Ídolo do Cruzeiro, o ex-lateral-esquerdo Juan Pablo Sorín demonstrou apoio e torcida ao filme brasileiro “Ainda Estou Aqui”, concorrente ao Oscar 2025 em três categorias: Melhor Filme, Melhor Filme Internacional e Melhor Atriz, com Fernanda Torres. Em sua conta particular no “X”, antigo Twitter, o ex-jogador argentino deixou sua torcida à película brasileira, um dos concorrentes ao maior prêmio do cinema mundial.
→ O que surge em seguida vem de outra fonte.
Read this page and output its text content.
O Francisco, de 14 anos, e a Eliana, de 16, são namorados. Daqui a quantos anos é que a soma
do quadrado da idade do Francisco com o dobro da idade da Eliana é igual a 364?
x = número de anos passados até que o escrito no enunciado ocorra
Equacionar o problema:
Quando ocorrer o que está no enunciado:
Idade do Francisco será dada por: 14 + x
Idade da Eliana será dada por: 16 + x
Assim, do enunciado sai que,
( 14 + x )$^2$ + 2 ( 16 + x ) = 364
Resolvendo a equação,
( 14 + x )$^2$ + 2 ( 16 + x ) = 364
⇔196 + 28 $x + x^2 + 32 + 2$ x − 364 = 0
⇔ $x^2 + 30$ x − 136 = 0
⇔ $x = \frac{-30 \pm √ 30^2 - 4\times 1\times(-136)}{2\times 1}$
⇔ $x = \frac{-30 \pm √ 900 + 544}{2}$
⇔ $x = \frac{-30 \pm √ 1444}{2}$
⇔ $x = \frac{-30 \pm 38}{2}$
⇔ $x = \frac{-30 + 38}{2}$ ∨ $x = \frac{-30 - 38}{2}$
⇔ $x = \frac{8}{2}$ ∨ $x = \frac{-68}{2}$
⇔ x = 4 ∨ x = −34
“Na torcida pela Fernanda (Torres) e por essa maravilha de Walter Salles junto ao excelente time: ‘Ainda Estou Aqui’! Apoiando e incentivando aquela atuação memorável de Fernanda Torres e o maravilhoso “Ainda Estou Aqui”, de Walter Salles e excelente elenco”, escreveu. Ainda estou aqui pode garantir ao Brasil seus primeiros prêmios no Oscar. De forma inédita, em 97 edições da entrega da estatueta mais importante do cinema, um filme brasileiro concorre a Melhor Filme.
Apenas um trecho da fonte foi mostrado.